En novembre 2008, quelques jours avant la victoire de Barack Obama, un autre président démocrate était élu à l’autre bout de la planète, mettant fin au règne de l’oligarque tropical Maumoon Gayoom qui régnait depuis trente ans sur les Maldives. Alors que Barack Obama a, aujourd’hui, largement déçu les espoirs écologiques placés en lui, Mohamed Nasheed est, dans le même temps, devenu une figure emblématique du mouvement pour la justice climatique et la reconnaissance de la dette écologique. Avant son élection, Mohamed Nasheed, opposant historique de Gayoom, avait été arrêté douze fois. Aux Maldives, archipel de 1196 îles étalées sur 90000 km2, les prisonniers politiques ne se retrouvent pas derrière les murs d’une prison, mais en exil sur une île lointaine, inaccessible et entourée de requins. C’est sans doute là, seul au milieu de l’océan, que Mohamed Nasheed a conçu un étrange projet : acheter un nouveau pays et financer cet achat inédit par les pays responsables du bouleversement climatique qui menace sa patrie de disparition. Les Maldives, dont le point le plus haut culmine à moins de deux mètres, sont en effet un paradis menacé d’être englouti, d’ici cinquante ou cent ans, par la montée des eaux. Dès sa prise de fonction, Mohamed Nasheed a donc annoncé à la presse étrangère sa décision de constituer un fonds souverain et d’envoyer des émissaires à l’étranger prospecter dans la perspective d’un déménagement général des 350000 habitants, justifiant ainsi cette singulière décision : « Nous ne pouvons rien faire pour arrêter le changement climatique par nous-mêmes, aussi devons nous acheter des terres ailleurs. Cela nous servira de police d’assurance si le pire se produit. On ne veut pas quitter les Maldives, mais on ne veut pas devenir des réfugiés climatiques vivant dans des tentes pendant des dizaines d’années. » Arguant du fait que les Maldives ne sont pas responsables du dérèglement climatique qui causera leur futur engloutissement, Mohammed Nasheed revendiquait alors une aide — terres ou argent — de la part des pays responsables de ce phénomène mondial, dont le paradoxe est de toucher en premier lieu ceux qui y ont le moins contribué.

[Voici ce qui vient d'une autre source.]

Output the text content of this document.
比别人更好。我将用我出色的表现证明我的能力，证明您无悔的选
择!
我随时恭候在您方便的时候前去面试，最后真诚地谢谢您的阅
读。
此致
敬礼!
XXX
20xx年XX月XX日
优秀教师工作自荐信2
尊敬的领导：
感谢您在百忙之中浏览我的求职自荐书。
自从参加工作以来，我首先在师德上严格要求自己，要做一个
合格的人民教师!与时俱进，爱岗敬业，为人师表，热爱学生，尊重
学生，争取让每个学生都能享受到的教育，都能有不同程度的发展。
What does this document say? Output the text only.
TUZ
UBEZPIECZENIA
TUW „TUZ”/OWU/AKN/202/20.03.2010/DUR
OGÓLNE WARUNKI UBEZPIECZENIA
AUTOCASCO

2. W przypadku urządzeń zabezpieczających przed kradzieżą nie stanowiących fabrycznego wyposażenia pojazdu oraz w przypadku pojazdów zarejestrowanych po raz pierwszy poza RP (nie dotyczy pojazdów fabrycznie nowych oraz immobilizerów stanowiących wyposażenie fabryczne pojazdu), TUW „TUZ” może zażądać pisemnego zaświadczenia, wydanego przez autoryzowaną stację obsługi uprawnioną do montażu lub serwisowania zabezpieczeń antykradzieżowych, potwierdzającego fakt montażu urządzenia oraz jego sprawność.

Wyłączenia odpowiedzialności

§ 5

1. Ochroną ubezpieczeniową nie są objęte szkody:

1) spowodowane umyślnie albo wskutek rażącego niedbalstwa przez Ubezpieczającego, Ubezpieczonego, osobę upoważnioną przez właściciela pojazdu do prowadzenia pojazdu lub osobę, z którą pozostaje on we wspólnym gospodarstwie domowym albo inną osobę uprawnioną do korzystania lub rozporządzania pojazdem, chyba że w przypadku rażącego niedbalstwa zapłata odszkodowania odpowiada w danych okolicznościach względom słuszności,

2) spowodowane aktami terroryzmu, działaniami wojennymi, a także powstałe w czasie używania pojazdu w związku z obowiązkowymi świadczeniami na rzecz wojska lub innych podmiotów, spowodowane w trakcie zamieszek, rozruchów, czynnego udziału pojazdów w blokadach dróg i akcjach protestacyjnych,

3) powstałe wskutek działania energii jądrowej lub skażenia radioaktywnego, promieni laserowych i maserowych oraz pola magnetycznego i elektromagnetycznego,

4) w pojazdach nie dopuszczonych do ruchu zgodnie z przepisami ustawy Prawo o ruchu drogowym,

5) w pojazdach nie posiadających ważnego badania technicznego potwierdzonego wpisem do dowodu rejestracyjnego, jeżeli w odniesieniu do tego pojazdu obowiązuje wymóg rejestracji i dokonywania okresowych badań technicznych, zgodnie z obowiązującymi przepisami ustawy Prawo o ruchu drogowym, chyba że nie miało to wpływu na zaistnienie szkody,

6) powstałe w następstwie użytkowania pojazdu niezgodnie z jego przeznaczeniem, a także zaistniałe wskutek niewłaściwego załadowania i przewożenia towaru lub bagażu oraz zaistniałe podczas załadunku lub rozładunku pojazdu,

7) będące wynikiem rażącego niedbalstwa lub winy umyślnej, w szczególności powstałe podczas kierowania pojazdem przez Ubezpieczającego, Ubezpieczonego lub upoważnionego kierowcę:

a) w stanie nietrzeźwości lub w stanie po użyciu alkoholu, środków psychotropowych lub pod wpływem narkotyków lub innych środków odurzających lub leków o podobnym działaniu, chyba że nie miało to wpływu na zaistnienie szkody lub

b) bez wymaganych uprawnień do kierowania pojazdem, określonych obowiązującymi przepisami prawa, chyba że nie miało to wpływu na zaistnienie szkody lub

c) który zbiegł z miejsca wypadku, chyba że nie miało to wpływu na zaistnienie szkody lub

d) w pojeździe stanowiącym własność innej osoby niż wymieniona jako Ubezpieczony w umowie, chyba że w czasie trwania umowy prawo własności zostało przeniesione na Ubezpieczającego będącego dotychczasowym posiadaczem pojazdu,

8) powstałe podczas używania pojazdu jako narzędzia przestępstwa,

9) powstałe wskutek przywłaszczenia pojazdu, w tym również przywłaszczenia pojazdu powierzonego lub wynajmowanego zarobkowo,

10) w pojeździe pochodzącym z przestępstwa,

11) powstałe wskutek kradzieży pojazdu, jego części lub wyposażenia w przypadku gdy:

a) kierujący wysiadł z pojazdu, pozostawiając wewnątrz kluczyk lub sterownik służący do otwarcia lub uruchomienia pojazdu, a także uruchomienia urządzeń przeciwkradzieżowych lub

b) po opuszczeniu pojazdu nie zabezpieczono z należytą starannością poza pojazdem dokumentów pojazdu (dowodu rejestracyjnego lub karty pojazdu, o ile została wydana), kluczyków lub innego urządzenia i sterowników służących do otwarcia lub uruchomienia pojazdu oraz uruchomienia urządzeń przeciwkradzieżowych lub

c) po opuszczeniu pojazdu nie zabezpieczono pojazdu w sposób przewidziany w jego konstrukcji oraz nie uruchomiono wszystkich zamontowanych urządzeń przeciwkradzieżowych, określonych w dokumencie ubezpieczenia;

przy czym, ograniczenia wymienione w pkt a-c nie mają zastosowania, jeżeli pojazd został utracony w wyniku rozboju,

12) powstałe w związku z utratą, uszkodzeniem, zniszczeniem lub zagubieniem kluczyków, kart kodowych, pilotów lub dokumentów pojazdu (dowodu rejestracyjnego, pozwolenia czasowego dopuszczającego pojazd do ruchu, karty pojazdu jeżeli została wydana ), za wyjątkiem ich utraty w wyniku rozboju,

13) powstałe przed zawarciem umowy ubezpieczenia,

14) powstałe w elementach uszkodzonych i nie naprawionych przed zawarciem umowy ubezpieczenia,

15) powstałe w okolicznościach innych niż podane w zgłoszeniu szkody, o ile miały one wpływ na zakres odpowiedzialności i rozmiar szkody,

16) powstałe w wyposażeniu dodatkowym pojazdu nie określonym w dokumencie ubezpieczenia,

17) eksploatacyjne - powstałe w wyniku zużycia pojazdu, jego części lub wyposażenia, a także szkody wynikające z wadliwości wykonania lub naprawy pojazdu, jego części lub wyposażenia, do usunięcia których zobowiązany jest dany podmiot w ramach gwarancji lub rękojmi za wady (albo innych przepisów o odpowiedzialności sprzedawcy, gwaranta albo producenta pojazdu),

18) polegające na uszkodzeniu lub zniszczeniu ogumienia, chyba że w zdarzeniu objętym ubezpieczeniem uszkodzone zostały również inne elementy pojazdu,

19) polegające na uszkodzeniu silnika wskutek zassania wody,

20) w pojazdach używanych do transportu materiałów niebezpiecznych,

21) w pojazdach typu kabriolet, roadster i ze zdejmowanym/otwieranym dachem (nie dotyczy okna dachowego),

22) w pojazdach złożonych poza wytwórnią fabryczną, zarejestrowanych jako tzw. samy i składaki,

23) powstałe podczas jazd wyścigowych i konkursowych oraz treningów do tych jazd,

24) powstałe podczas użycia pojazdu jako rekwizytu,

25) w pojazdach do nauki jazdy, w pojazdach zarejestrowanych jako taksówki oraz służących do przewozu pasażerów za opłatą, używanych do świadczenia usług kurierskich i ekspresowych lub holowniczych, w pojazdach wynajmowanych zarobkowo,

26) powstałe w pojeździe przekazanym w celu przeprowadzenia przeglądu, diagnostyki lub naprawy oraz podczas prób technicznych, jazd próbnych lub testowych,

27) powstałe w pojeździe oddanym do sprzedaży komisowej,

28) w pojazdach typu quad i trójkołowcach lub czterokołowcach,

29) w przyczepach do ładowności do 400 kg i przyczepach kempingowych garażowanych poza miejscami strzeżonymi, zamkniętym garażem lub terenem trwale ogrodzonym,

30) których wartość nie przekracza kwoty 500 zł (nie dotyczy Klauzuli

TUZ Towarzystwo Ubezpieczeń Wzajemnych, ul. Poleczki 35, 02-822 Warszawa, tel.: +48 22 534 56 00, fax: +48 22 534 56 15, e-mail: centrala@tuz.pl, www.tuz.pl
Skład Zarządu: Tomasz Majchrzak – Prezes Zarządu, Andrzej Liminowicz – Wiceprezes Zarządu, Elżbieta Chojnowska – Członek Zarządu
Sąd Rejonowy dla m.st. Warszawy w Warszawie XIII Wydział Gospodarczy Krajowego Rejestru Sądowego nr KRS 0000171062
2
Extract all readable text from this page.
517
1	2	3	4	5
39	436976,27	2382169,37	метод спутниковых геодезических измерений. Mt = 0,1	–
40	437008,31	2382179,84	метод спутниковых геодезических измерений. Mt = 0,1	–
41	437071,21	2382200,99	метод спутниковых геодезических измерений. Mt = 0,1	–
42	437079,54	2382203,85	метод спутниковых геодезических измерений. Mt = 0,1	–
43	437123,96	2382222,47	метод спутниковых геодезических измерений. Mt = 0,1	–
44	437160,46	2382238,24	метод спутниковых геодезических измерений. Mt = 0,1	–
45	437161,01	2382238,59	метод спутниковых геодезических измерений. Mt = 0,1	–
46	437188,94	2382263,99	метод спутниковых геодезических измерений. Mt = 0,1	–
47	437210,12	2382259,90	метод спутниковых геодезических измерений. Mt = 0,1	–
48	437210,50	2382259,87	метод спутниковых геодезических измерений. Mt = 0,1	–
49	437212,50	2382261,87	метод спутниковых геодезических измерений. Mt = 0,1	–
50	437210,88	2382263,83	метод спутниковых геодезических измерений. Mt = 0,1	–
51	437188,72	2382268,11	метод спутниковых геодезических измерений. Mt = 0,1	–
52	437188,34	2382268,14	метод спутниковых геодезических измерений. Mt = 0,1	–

Les « panists » ont, depuis, envahi les rues de New York. On surnomme ainsi ces familles de la classe moyenne qui défilent tous les soirs de Broadway à Wall Street armés de casseroles, de poêles et de tout l’arsenal ménager possible, des louches aux fourchettes en passant par les rouleaux à pâtisserie, avec lesquels ils frappent bruyamment, plus ou moins en rythme. Cet investissement sonore de la ville vise à rappeler à leur gouvernement et au monde leur inquiétude, après la fermeture des banques, qui leur laisse chaque heure de moins en moins d’espoir de retrouver un jour leurs économies de toute une vie. Les autorités politiques et financières américaines ne peuvent guère leur promettre de jours meilleurs. L’État américain se trouve en effet virtuellement en faillite, tant la dette écologique contractée par le pays, ajoutée à un endettement structurel déjà massif, a précipité le pays au bord du gouffre. La rue américaine accuse d’ailleurs les politiques du FMI et de la Banque mondiale d’avoir aggravé la situation en exigeant des réformes structurelles qui ont jeté des milliers de gens sur le carreau, au nom du remboursement de la dette extérieure du pays. De plus en plus de voix contestent d’ailleurs la suprématie du Sud dans ces deux instances, en particulier la règle de fait qui veut que les directeurs soient systématiquement argentins pour le FMI et chinois pour la Banque mondiale.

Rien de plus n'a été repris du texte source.